Was it so hard to imagine that many anarchists wouldn’t like flags with the names of our comrades to be handed over to mayors and administrators? We are a component of this struggle (which, saying it en passant, is also paying a considerable price in terms of repression). This doesn’t make us either superior – we tend to be disgusted by those who speculate on their comrades inside in order to gain ‘political importance’ – but it doesn’t make us subordinate to anyone either.
A minority position? It could be, but for us nothing has ever been a question of numbers. We started being a part of this struggle well before its media exposure, precisely because we sincerely agreed with the objective. There are a thousand reasons why we gave our modest contribution against the TAV – the promise we made after Sole and Baleno’s deaths, for one – but none of these reasons is instrumental. Of course, we want to make the revolution, we want to do away with the State and capitalism. But the struggle against the TAV has never been a mere pretext, instrumental to something else; on the contrary it is an objective that we agreed with and still agree with thoroughly, even considering its limited range. We have put our hearts and minds in it.

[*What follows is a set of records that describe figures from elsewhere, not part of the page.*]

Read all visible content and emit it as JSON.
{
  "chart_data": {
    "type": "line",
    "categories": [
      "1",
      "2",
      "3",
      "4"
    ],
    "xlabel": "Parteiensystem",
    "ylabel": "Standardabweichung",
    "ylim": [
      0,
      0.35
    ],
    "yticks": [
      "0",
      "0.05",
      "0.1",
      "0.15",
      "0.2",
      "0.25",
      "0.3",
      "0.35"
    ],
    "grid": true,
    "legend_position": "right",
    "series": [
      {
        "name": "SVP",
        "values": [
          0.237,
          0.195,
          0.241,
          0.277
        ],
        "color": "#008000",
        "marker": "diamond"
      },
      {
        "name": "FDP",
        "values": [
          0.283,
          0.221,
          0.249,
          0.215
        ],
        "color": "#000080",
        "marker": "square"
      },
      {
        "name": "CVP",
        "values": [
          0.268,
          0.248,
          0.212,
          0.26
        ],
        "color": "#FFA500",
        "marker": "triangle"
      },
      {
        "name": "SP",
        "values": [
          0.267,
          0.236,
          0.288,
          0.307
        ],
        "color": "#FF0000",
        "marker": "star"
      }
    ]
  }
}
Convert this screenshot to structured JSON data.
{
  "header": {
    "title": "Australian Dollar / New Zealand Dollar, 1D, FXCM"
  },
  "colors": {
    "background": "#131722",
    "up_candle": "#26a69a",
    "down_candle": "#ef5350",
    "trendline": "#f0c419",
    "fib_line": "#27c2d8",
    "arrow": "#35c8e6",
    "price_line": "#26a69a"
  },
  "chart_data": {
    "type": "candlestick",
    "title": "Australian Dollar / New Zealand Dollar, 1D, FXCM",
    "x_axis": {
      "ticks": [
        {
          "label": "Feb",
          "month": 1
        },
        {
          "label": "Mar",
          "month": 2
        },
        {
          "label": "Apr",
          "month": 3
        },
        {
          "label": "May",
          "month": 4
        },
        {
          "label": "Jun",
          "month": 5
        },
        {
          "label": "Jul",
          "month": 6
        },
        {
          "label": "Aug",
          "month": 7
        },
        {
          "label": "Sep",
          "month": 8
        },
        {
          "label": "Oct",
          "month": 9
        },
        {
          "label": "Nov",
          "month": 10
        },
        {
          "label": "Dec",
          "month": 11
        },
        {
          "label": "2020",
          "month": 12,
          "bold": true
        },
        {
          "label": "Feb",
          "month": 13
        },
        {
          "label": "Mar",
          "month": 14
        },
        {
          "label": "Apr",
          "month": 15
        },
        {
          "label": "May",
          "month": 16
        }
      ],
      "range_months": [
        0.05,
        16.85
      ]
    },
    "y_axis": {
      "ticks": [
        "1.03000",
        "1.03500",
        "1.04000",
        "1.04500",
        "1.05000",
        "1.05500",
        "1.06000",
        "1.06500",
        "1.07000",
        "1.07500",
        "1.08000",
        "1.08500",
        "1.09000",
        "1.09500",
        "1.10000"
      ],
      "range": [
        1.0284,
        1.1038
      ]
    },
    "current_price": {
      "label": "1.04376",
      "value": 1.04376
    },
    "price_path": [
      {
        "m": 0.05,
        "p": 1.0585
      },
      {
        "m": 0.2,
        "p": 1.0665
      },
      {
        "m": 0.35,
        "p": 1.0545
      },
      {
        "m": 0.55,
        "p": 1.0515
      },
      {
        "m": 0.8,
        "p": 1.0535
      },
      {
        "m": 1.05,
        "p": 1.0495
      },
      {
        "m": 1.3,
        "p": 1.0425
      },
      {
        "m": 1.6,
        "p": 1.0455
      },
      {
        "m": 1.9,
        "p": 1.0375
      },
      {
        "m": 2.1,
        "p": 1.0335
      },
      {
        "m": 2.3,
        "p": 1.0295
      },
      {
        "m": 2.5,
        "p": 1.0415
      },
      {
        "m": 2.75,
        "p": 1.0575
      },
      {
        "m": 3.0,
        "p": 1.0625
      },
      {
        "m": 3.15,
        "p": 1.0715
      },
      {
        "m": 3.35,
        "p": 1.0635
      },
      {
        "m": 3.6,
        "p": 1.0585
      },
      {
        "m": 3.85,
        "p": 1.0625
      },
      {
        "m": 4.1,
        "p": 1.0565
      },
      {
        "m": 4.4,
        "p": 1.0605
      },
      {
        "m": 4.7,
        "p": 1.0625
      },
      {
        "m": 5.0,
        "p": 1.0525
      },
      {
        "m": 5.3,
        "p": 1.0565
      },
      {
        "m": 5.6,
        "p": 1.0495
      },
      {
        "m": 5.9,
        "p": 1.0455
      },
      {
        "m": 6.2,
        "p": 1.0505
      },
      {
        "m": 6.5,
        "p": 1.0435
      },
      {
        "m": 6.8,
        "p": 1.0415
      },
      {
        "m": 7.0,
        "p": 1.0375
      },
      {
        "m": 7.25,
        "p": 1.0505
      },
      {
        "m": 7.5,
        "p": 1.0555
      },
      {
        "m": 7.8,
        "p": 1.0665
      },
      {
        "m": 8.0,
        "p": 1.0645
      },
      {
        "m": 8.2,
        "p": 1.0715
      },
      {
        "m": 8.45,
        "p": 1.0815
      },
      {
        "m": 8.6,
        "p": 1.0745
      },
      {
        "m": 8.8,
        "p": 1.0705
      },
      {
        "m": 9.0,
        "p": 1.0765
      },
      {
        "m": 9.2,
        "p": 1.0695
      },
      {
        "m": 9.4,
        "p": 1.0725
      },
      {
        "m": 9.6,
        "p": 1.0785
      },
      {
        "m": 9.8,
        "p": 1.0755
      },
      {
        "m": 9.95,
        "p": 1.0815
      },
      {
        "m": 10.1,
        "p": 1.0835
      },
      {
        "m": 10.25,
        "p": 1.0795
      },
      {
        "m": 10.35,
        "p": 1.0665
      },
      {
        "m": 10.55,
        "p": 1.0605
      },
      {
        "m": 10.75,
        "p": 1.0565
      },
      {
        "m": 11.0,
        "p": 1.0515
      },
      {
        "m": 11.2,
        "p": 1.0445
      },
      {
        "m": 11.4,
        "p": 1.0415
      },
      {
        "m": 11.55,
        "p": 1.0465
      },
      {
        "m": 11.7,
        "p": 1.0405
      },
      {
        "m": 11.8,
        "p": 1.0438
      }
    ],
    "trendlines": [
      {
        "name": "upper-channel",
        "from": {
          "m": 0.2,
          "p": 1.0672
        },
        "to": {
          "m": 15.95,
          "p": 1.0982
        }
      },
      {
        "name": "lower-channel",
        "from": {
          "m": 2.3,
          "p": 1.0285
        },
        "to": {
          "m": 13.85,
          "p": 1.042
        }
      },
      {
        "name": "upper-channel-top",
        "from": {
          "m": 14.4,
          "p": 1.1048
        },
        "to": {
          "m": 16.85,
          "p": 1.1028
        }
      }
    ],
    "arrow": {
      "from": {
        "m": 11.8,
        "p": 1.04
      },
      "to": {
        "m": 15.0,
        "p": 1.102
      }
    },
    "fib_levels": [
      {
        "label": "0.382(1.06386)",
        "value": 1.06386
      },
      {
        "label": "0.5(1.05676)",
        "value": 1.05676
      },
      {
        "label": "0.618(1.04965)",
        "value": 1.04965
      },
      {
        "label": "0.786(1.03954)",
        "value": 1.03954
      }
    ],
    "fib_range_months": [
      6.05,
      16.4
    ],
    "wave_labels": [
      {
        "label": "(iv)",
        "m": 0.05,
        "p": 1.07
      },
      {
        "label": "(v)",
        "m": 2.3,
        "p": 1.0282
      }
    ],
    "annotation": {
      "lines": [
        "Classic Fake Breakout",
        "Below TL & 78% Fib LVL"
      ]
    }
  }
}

Among the many possible forms of solidarity, it is not acceptable to choose for everybody what doesn’t belong to everybody. And a programme is a framework for all the people involved, which compels us to say clearly that we don’t agree with it. We respect differences, but we do so starting from our own, present in the struggle for what we are, we say and we do. Calculated silences don’t interest us. We have come to the camping all the same because a summer of struggle in the Valley is important for everybody. But we won’t sacrifice our values and methods for anybody and anything – not even for social revolution. Sectarians? No, honest with ourselves and others
This struggle holds many difficulties and there will be more to come. Another three comrades– to whom goes all our solidarity – are in jail. We take on the difficulties with all the generosity we are capable of, clear, always, with the comrades along the way (and along the paths).